To put the amount into context; in 2012, the hospital paid $286.5 million in salary and benefits. It reported 2012 total revenue of $602.9 million and revenue-less-expenses of $35.2 million. Both revenue and salaries have risen since 2012, which is the last year that hospital financial data is publically available.
Finally, the hospital asserts that the proposed payroll tax would impact them unfairly. Hospitals are the only tax-exempt entities in the taxing area that would be taxed, “since the payroll tax would not apply to other high-employment entities such as governments, schools, or other non-profit organizations.”

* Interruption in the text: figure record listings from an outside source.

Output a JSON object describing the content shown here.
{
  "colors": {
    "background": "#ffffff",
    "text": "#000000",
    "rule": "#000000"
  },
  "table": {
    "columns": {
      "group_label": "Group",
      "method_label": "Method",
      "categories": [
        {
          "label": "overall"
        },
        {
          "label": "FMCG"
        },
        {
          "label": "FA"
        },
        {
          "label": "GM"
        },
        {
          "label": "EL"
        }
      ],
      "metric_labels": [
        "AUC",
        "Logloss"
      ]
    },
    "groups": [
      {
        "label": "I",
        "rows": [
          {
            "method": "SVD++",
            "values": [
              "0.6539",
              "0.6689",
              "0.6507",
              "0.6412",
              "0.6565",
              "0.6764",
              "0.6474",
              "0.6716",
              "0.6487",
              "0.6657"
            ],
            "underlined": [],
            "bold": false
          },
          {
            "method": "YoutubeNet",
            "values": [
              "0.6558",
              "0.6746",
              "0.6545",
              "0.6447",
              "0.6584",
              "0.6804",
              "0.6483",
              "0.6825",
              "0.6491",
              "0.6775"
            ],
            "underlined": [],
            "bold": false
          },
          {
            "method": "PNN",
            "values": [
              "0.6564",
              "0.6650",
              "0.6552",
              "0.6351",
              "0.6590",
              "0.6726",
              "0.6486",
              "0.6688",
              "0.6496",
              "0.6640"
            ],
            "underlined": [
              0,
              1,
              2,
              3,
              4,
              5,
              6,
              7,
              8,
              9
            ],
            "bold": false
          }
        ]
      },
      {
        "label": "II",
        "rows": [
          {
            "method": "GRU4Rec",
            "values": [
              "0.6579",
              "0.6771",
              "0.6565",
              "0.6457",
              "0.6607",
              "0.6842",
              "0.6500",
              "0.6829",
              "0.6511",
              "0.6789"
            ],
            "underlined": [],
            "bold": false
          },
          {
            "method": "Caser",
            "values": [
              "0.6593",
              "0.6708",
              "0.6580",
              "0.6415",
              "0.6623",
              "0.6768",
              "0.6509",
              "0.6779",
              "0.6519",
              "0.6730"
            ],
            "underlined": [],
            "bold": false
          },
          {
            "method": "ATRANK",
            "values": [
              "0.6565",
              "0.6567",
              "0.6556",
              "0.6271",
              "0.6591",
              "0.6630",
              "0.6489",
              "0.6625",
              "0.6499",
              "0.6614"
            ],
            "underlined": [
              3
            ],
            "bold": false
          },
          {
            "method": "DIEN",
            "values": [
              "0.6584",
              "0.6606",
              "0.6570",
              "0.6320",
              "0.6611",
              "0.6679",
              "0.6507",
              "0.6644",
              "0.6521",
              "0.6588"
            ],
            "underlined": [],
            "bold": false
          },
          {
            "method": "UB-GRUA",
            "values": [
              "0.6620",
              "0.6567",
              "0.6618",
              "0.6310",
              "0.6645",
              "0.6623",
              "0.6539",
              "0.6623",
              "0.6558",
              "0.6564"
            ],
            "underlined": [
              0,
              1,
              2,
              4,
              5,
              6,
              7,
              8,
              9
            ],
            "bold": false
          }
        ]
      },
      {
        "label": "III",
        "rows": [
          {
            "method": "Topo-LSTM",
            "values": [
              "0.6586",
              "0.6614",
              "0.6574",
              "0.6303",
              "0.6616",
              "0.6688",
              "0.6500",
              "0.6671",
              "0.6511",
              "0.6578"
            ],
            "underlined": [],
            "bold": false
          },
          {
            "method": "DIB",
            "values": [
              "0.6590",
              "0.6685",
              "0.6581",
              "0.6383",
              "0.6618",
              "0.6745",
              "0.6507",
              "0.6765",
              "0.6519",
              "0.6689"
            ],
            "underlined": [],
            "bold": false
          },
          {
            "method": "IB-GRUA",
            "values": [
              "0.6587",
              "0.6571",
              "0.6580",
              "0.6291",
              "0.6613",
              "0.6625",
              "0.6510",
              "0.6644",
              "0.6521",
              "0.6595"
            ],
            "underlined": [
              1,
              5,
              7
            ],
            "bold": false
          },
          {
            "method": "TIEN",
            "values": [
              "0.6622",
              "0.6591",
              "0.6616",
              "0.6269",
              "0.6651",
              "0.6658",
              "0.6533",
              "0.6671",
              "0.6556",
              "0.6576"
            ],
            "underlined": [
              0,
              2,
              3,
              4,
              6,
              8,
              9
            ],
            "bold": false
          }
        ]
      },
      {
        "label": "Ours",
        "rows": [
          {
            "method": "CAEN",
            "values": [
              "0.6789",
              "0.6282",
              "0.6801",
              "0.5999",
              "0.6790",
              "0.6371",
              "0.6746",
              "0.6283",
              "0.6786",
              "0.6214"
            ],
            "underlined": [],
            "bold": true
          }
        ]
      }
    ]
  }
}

Proponents like Kelley agree that hospitals are the only tax-exempt entities in the area to be impacted, but call the figure reasonable. “Salem Hospital, as a 501(C) (3) does not pay property tax to fund urban services like police, fire, transit, roads and parks,” she says. “They additionally have the option of selling municipal bonds for capital improvements. These bonds traditionally have lower interest rates and are tax-free for the investor. The Salem Hospital entered into an agreement with the City of Salem within the last two years for up to a $70 million bond to pay for the new rehabilitation facility and parking that is being constructed on the former School for the Blind property.”
Salem Hospital is by far the most significant contributor thus far to the Create Jobs PAC devoted to defeating the measure.